Спустя недолгое время Пикзлак, Врост и джунглеголовый Шплинт утомились молча стоять со склоненными головами над телом наставника, представлявшим, что там ни говори, не больно-то приятное зрелище даже для самых преданных учеников, — и выпрямились.
Атмосфера красной комнатки становилась гнетущей. Свеча в бутылке от бренди почти уже догорела. Еще различавшаяся над камином фея на лютике самодовольно улыбалась в раскачливом свете. Пора было уходить.
Да и что могли они сделать? Учитель умер.
И молвил Врост, мокролицый:
— Вот квинтэссенция печали, Пикзлак.
И молвил Пикзлак, скользкоглавый:
— Вы слишком грубы, мой друг. Неужели нет в вас ни грана поэзии? Ведь сосульки Смерти пронзают его в сей миг.
— Чушь, — угрюмо и резко прошелестел Шплинт. Вообще-то, несмотря на его тропическую физиономию, человеком он был на редкость мягким, однако выходил из себя, если замечал, что коллеги, превосходившие его блеском ума, начинают выставляться друг перед другом. — Чушь. Не было ни квинтэссенции, ни сосулек. Был самый обычный огонь. Конечно, смерть жестокая, что говорить. И все же… — Шплинта вдруг охватило такое волнение, что глаза его стали едва ль не безумными, впервые за многие годы доказав, что они не зря занимают место на этом лице. — …и все же, послушайте! Он был человеком, не верившим в страдание, не признававшим огня! И теперь, когда он мертв, я вам скажу кое-что… Ведь он же мертв, не так ли?..

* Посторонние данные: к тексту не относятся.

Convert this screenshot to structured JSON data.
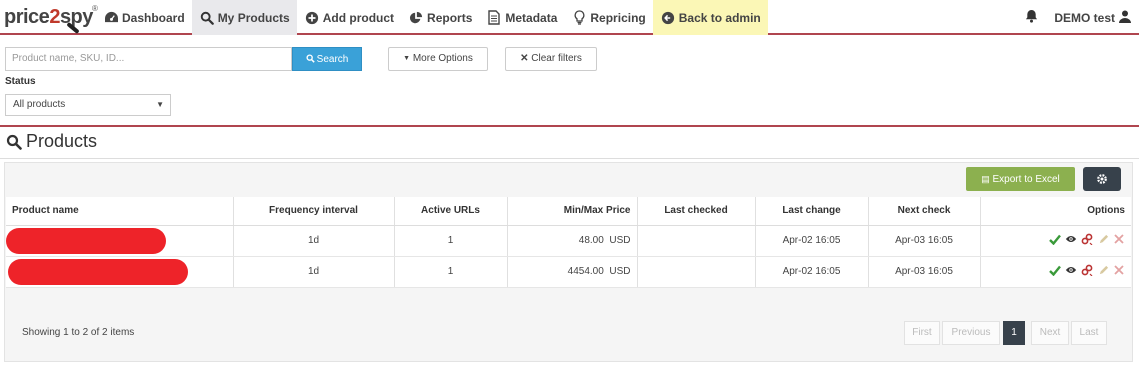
{
  "nav": {
    "logo_text": "price2spy",
    "items": [
      {
        "label": "Dashboard",
        "icon": "dashboard-icon"
      },
      {
        "label": "My Products",
        "icon": "search-icon"
      },
      {
        "label": "Add product",
        "icon": "plus-circle-icon"
      },
      {
        "label": "Reports",
        "icon": "pie-chart-icon"
      },
      {
        "label": "Metadata",
        "icon": "document-icon"
      },
      {
        "label": "Repricing",
        "icon": "lightbulb-icon"
      },
      {
        "label": "Back to admin",
        "icon": "arrow-left-circle-icon"
      }
    ],
    "user_label": "DEMO test"
  },
  "filters": {
    "search_placeholder": "Product name, SKU, ID...",
    "search_button": "Search",
    "more_options": "More Options",
    "clear_filters": "Clear filters",
    "status_label": "Status",
    "status_value": "All products"
  },
  "products": {
    "title": "Products",
    "export_label": "Export to Excel",
    "columns": [
      "Product name",
      "Frequency interval",
      "Active URLs",
      "Min/Max Price",
      "Last checked",
      "Last change",
      "Next check",
      "Options"
    ],
    "rows": [
      {
        "frequency": "1d",
        "active_urls": "1",
        "price": "48.00",
        "currency": "USD",
        "last_checked": "",
        "last_change": "Apr-02 16:05",
        "next_check": "Apr-03 16:05"
      },
      {
        "frequency": "1d",
        "active_urls": "1",
        "price": "4454.00",
        "currency": "USD",
        "last_checked": "",
        "last_change": "Apr-02 16:05",
        "next_check": "Apr-03 16:05"
      }
    ],
    "showing": "Showing 1 to 2 of 2 items",
    "pager": {
      "first": "First",
      "previous": "Previous",
      "page": "1",
      "next": "Next",
      "last": "Last"
    }
  },
  "colors": {
    "accent_red": "#b0454f",
    "search_blue": "#3aa1d8",
    "export_green": "#8cb04f",
    "dark": "#37414b",
    "admin_yellow": "#fbf7b6"
  }
}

Шплинт торопливо окинул взглядом простертое тело. Страшно подумать, что произойдет, если старик все это время слушал их разговор. Двое других тоже склонились к трупу. Мертв, разумеется, хоть в колеблющемся свете и казалось, будто черты изгрызенного огнем лица жутковато движутся. Профессор Шплинт натянул простыню на голову мертвеца и повернулся к коллегам.
— Ну, так что же? — спросил Пикзлак. — Поторопитесь!
Стеклянный нос его вспорол сумрачный воздух, когда он дернул головой в сторону корявого Шплинта.
— А то, Пикзлак. То самое, — откликнулся Шплинт. Взгляд его все еще сверкал. Он со скрипом поскреб подбородок и на шаг отступил от кровати. И поднял обе руки. — Слушайте, друзья. Когда я три недели назад сверзился с девяти ступенек и прикидывался, будто не чувствую боли, я ее чувствовал, признаюсь, — да еще какую! А теперь! Теперь, когда он умер, я упиваюсь этим признанием, потому что больше я его не боюсь. И говорю вам — вам обоим, открыто и гордо, что жду не дождусь следующей передряги в этом же роде, сколь бы серьезной она ни оказалась, потому что мне больше ничего не придется скрывать. Я буду орать на весь Горменгаст: «Ой, как мне больно!» — и когда мои глаза наполнятся слезами, то будут слезы радости и облегчения, а не боли. Братья! Коллеги! Неужто вы не понимаете?
Обуянный восторгом Шплинт шагнул вперед, уронил руки, которые так и продержал поднятыми все это время (и в них тут же вцепились коллеги, оказавшиеся по сторонам от него). О, какое ощущение дружества, какой разряд честного дружества пронизал, подобно электричеству, шесть их ладоней!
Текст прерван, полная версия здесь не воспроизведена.